Religious holidays are an aspect that I don't think I've ever really encountered in any fantasy setting. In other games, I've never once seen a Cleric who was devout enough to actively tithe on a regular basis, confess, take part in regular church ceremonies (mass, communion, bris, etc.) or anything like that. I know it's not very conducive to an adventuring campaign, but I think there should be more expected from someone who has chosen to play a faith-based character.

My only issue on the topic of religion for my game is how it will be affected by the next topic...

The Planes-

My original concept was to run a campaign in a singular setting with a few key adventures/modules. As I worked to acquire the necessary books for this undertaking (Yes, though I do have the digital copies I still prefer to have the physical books), I started to re-think my original idea. This was born out of a question I posed regarding the interaction of the different campaign settings. I wasn't 100% certain if they were parts of a single planet or if they were individual planes unto themselves. The response I received from my query was that they are each individual planets, but could be traveled to via magical means.

So I thought long and hard on my options, and I think I will incorporate all the settings into my campaign design. But now the crux of my current dilemma... what about religion?

If a Cleric of Mystra were to travel to the lands of Greyhawk, what would happen to their powers? Greyhawk has it's own pantheon, but would the deities work together? As my personal belief system would welcome the thought of all the deities of the various religions being able to work together, I just don't see it happening with large groups of deities. Sure, I can belief that Jehovah, Allah, Yahweh and such can either be a single deity or work together, but for Zeus, Mystra, St. Cuthbert and Cthulhu I don't see it reasonably happening.

I guess the question I'm dealing with is how do I keep the plan of hoping settings intact without disrupting the abilities of Clerics or Paladin's? I'd appreciate hearing your thoughts on these topics.
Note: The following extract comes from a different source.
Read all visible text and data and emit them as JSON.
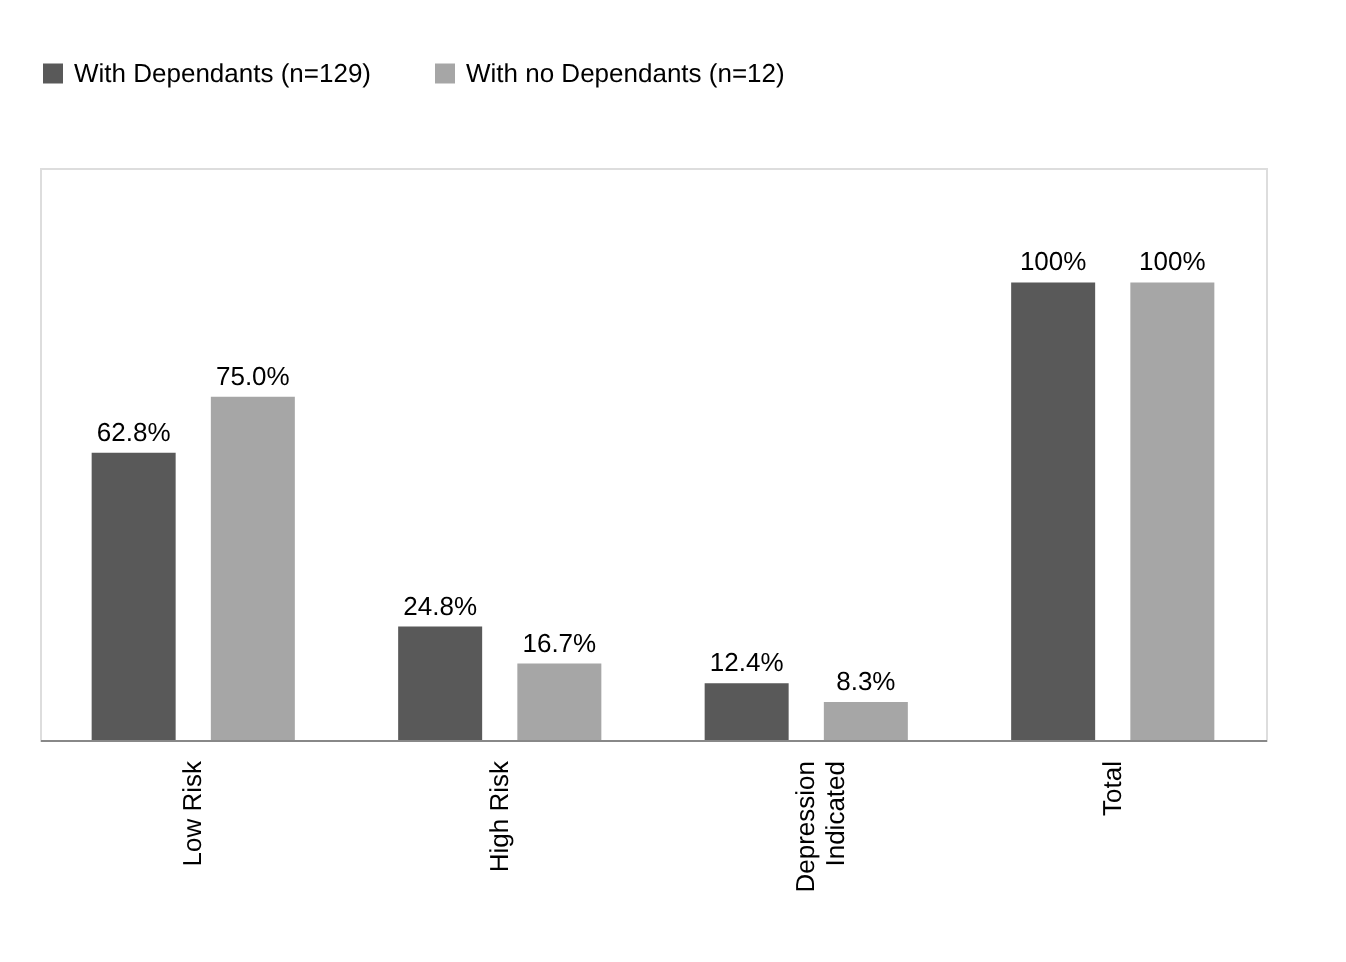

Wednesday, January 8, 2014

Using literary characters as NPC's

If you've read or watched "The League of Extraordinary Gentlemen" or read the comic book series "Fables", you've noticed how literary characters can be brought into play in different settings outside of their specific books. Another good example of this would be the TV series "Once Upon A Time".

As I'm currently reading the latest volume of the "Fables" trade paperbacks, I was thinking how interesting it might be to add literary characters into a game setting. I'm sure that all the purists who are reading this (if there are any that actually do) are cringing at the idea.

For franchise games such as Star Wars and Star Trek, I've already admitted to being "one of those guys" who usually includes some of the major characters from their respective series when I GM a game. The last Star Wars game I ran had the PC's fairly buddy-buddy with the high rollers of the rebellion. Yes, I occasionally allow twinkies in my less than serious games. Even though he's actually stated in one of the published books, I've never actually used Dracula in any of my World of Darkness games... but I've been tempted. With the topic of this post in mind, he is a literary figure.

I'm wondering if any of you have used literary characters in your games, and if so, how did they work for you or were they just added fluff in your game? Did they make an actual contribution or just sit there being pretty?

Just an FYI to my regular readers who don't follow me on Twitter or haven't friended me on Facebook... You may have noticed that my year-end post is missing. Unfortunately, while I was working to get rid of another post I was developing for later this year, I accidentally deleted the year-end post. Blogger, the platform I use to post my blog, does not have a recycle bin where I can un-delete from. I could try to re-create it, but I usually write in the moment, and the message I originally conveyed would be lost if I attempted to.